A Missouri senator opposed the measure as one that would “give away an empire larger in extent than eight of the original states with an ocean frontage of sixty miles, with contracting powers and patronage exceeding those of the president of the United States.” It was a fair criticism. Asa Whitney did not get his “empire.” Had Whitney succeeded in his plan, his “heirs and assigns” would now own more American acreage than anyone other than the Federal government itself. Congress later decided to undertake the railroad as a national venture, not a private undertaking controlled by a single private citizen.
So what in fact happened to link the two coasts? What precisely do we mean by the “Trans-Continental Railroad”? It appears first only as a dream in the minds of men like Abraham Lincoln and his predecessors, often called “the overland route to the Pacific Ocean” or the “Pacific Railroad.” In that era, it was as ambitious a technological feat as the moon landing a century later. It required laying some 1,905 miles of contiguous track, starting in 1863 and continuing at a frenetic pace for six years, capped by a ceremony at Promontory Summit in Utah on May 10, 1869, a meeting almost religious in its intensity, in which the last spike (this one made of silver, and prudently removed the same day for exhibition at railroad headquarters!) was slammed into the final tie to conjoin the eastbound with the westbound tracks. Soon, a locomotive could pull a long train from the port of New York to the port of San Francisco.
As the cars began to move east and west, the nation suddenly had a speedy, reliable, and inexpensive mechanized technology to move people and cargo anywhere in the country within access, by horse or cart, of the new stations along the rail route. The railroad “shrank the nation” and made it possible for Horace Greeley and other newspaper philosophers of that era to reasonably suggest to claustrophobic Easterners that they “Go West” to make their fortunes. Before the railroad, that meant taking nine months or more in a mule-drawn cart to reach the Pacific. In the decades after the linkinh of the Atlantic and Pacific coasts by rail, distant and sparsely settled “territories” were admitted to the Union as new states, greatly adding to America’s size and prestige.

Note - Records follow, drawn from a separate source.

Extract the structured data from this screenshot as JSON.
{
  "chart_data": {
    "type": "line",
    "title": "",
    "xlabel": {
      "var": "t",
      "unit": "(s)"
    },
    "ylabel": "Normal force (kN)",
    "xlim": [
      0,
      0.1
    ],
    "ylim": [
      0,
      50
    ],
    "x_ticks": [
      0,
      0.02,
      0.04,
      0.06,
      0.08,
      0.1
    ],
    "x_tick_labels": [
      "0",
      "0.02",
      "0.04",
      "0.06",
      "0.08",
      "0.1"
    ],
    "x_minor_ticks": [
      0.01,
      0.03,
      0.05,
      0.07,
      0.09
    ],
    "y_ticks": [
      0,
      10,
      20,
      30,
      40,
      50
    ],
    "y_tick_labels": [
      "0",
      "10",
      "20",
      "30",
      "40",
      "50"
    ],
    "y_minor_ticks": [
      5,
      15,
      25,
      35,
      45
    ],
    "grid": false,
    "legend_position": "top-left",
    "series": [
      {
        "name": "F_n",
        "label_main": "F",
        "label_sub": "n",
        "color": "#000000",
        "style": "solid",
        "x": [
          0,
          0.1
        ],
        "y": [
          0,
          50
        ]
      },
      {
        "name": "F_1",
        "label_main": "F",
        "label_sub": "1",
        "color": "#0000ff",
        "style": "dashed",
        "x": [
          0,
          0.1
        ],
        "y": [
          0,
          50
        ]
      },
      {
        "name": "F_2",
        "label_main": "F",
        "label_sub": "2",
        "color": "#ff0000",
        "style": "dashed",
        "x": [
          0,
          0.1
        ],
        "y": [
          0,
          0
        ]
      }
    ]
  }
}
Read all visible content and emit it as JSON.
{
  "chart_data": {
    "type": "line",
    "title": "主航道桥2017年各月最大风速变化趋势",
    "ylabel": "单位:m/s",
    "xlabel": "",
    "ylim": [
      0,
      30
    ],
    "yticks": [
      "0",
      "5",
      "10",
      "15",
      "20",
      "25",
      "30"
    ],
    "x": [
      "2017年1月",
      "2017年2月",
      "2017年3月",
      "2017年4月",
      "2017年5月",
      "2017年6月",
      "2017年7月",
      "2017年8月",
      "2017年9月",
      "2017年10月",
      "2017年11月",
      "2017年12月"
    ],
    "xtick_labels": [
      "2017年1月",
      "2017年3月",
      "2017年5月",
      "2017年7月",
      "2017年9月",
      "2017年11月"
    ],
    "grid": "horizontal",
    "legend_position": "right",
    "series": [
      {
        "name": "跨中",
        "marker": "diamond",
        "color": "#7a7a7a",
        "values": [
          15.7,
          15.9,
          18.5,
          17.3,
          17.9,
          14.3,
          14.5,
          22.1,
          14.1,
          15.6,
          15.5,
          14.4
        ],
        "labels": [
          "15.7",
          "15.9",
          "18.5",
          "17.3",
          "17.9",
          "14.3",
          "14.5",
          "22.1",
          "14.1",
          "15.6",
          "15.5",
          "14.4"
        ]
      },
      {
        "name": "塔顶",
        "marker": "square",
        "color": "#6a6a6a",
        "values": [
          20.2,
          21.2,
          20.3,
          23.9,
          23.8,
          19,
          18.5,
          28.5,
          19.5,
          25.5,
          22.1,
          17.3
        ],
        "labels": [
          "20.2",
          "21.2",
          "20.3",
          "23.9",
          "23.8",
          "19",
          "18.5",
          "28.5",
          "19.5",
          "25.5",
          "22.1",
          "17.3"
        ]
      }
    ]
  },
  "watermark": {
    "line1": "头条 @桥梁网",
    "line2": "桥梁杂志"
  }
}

Bailey’s narrative is graceful and informative. It would be hard to overstate the significance of the trans-continental railroad as a feat of technology and astute economic development, surpassing, surely, the digging of the Erie Canal in the 1820s and the creation of that spider’s skein of rails crisscrossing the East Coast states while the American West was still considered “wild” and as unexplored as Central Africa.
It was a magnificent highway for commerce and travel that led directly to the settlement and incorporation of California, Nevada, Oregon, Colorado, Utah, and Wyoming as states in the ever-expanding American republic.
Bailey’s history is also concise, a mere 140 pages in the lovely Pittsburgh Press edition recreated in electronic format by Google. What I most savored about Bailey’s writing was the sense of excitement that he conveys about this incredible re-invention of America, akin to the excitement I myself felt as a teenager watching the moon missions unfold on CBS television.
This book should be read and reread not as an onerous task, reacquainting ourselves with an important chapter in American history, but simply because it is gripping and fun. It’s a story that deserves to be fresh in our consciousness of our country and the people who settled it.